Roblox gamers are once again being warned to be on their guard against scammers plundering valuable digital items.

Most multiplayer titles are all about customization. You won’t find many popular games where digital items aren’t up for grabs. Some games lock the items, such as outfits, weapons, or valuables, to your account and/or characters. Other games allow players to trade them. Those trades can be straightforward item swaps, or paid for with in-game fictional currency. They might end up on marketplaces where they’re bought and sold with real world cash. It all depends. This isn’t new, but it is awful.

What’s happening with Roblox?

Roblox allows you to make your own games, or just take part in challenges created by others. It’s constantly changing, and there’s always something new to do. As a result, it’s hugely popular with young kids and teens. Their accounts and digital items are highly coveted by scammers and account compromisers. In Roblox land, these people are known as “Beamers”.

Beamers use a variety of tricks to compromise accounts, and then head off to various shady marketplaces. There, they try to sell or trade for US dollars or cryptocurrency. This is pretty commonplace for a large number of online titles, but ripping off kids is always going to leave a bad taste in the mouth.

How do scammers rip off Roblox players?

It’s a mixture of old and new techniques. Below, we’ve listed some from the Beamer article and a few which we’ve looked at ourselves. Forewarned is forearmed, and all that.
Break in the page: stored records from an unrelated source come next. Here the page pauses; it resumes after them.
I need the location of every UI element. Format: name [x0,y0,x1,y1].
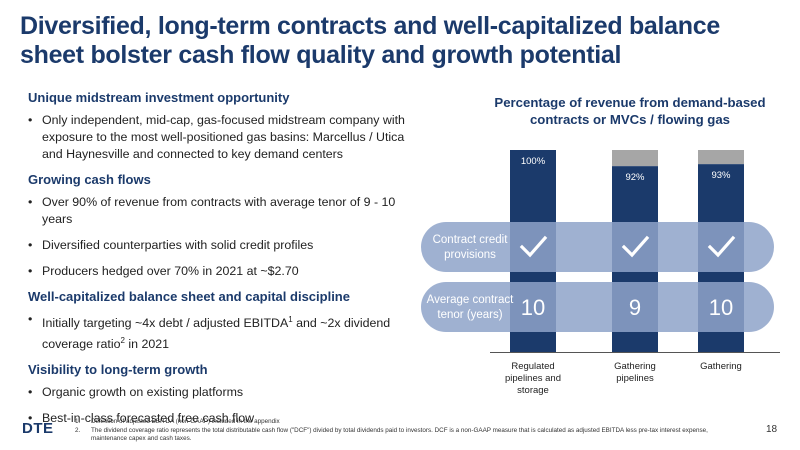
section-heading: Visibility to long-term growth [28,362,208,378]
category-label: storage [517,385,549,396]
category-label: Regulated [511,361,554,372]
dte-logo: DTE [22,420,54,437]
bullet-text: in 2021 [124,337,170,352]
tenor-value: 10 [709,295,733,320]
highlights-panel: Unique midstream investment opportunity … [28,90,408,436]
bullet-item: Best-in-class forecasted free cash flow [28,410,408,427]
bullet-item: Initially targeting ~4x debt / adjusted … [28,311,408,353]
footnote-number: 2. [75,426,81,434]
section-heading: Growing cash flows [28,172,151,187]
bullet-list: Over 90% of revenue from contracts with … [28,194,408,280]
check-icon [519,235,548,258]
footnote-number: 1. [75,418,81,425]
row-band [421,282,774,332]
footnote-text: The dividend coverage ratio represents t… [91,426,708,443]
bullet-item: Diversified counterparties with solid cr… [28,237,408,254]
category-label: Gathering [614,361,656,372]
bullet-text: Initially targeting ~4x debt / adjusted … [42,316,289,331]
bullet-item: Over 90% of revenue from contracts with … [28,194,408,228]
category-label: pipelines and [505,373,561,384]
row-label: tenor (years) [437,309,502,321]
tenor-value: 10 [521,295,545,320]
bullet-item: Producers hedged over 70% in 2021 at ~$2… [28,263,408,280]
footnote-text: Definition of adjusted EBITDA (non-GAAP)… [91,418,280,425]
row-label: Average contract [427,294,515,306]
row-band [421,222,774,272]
bullet-item: Organic growth on existing platforms [28,384,408,401]
section-heading: Well-capitalized balance sheet and capit… [28,289,350,304]
row-label: provisions [444,249,496,261]
bullet-item: Only independent, mid-cap, gas-focused m… [28,112,408,163]
bullet-list: Only independent, mid-cap, gas-focused m… [28,112,408,163]
bar-remainder [698,150,744,165]
row-label: Contract credit [433,234,509,246]
section-heading: Unique midstream investment opportunity [28,90,290,105]
category-label: Gathering [700,361,742,372]
footnote: 2. The dividend coverage ratio represents… [75,427,725,444]
bullet-text: and ~2x dividend coverage ratio [42,316,391,352]
footnote-ref: 1 [288,315,293,324]
check-icon [707,235,736,258]
tenor-value: 9 [629,295,641,320]
footnotes: 1. Definition of adjusted EBITDA (non-GAA… [75,418,725,444]
bar-value-label: 93% [711,170,731,181]
page-number: 18 [766,424,778,435]
bullet-list: Organic growth on existing platforms Bes… [28,384,408,427]
footnote: 1. Definition of adjusted EBITDA (non-GAA… [75,418,725,427]
chart-title: Percentage of revenue from demand-based … [494,95,766,127]
footnote-ref: 2 [120,336,125,346]
check-icon [621,235,650,258]
bar-remainder [612,150,658,167]
bar-value-label: 100% [521,156,546,167]
category-label: pipelines [616,373,654,384]
bullet-list: Initially targeting ~4x debt / adjusted … [28,311,408,353]
slide-title: Diversified, long-term contracts and wel… [20,12,720,69]
bar-value-label: 92% [625,172,645,183]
  • Phishing: Beamers use creation kits to whip up bogus sites for their imitation domains. As the article mentions, it often begins with a message sent to another player. While we don’t know the content of those messages, a popular trick is to pretend they’re a game admin or mod. The Beamer might claim the victim is in trouble, or has failed a safety check. Or they might claim to be offering a cool free item.
  • SIM swap: Another timeless classic. This is where attackers trick mobile networks into redirecting texts to their own device. By doing so, they can bypass SMS based two-factor authentication because the codes end up being sent to them, as opposed to the victim.
  • Generators: Never discount the allure of free in-game currency. Generators aren’t mentioned in the article, but they are a mainstay of scam tactics. Offer a bogus tool, claim to create as much currency as the victim requires, and have them run it. The executable may contain malware, or it may direct the user to a phish or survey scam.
  • Ransomware: Another one for the “I didn’t expect that” pile. In this particular instance, we’re talking bogus versions of real tools designed to automate certain functions.

Scammer hideouts and information gathering tools

It appears a lot of the Beamer activity takes place inside services such as Discord. This makes sense; it’s a fast, easy way to keep trades flowing with minimal set-up fuss for the creator to worry about. Tying Discord channels to phishing pages so the owner knows when someone has entered details is part of the trick.

Additionally, gaming data often feeds into third-party sites. This can be useful. If you play an MMORPG and need to buy low/sell high? There’s usually a site for that, and it’s possible you’ll be able to see the item owner’s character details, or the server they play on. Great for trades, but bad for painting a large target on your back. Years ago, scammers would filter Xbox360 gamers by prestigious achievements and high gamer scores and mark targets that way. Now it’s a lot more item/commodity centric, but despite this the account is still at risk of being hijacked and sold on.

Time to lock down your Roblox accounts

A good reminder, then, to keep yourself up to date with the security measures recommended on the Roblox security page. You can bet people are coming up with new and creative ways to relieve you of your account at any given moment. It’s up to you to ensure you’re always one step ahead of the item-stealing crowd.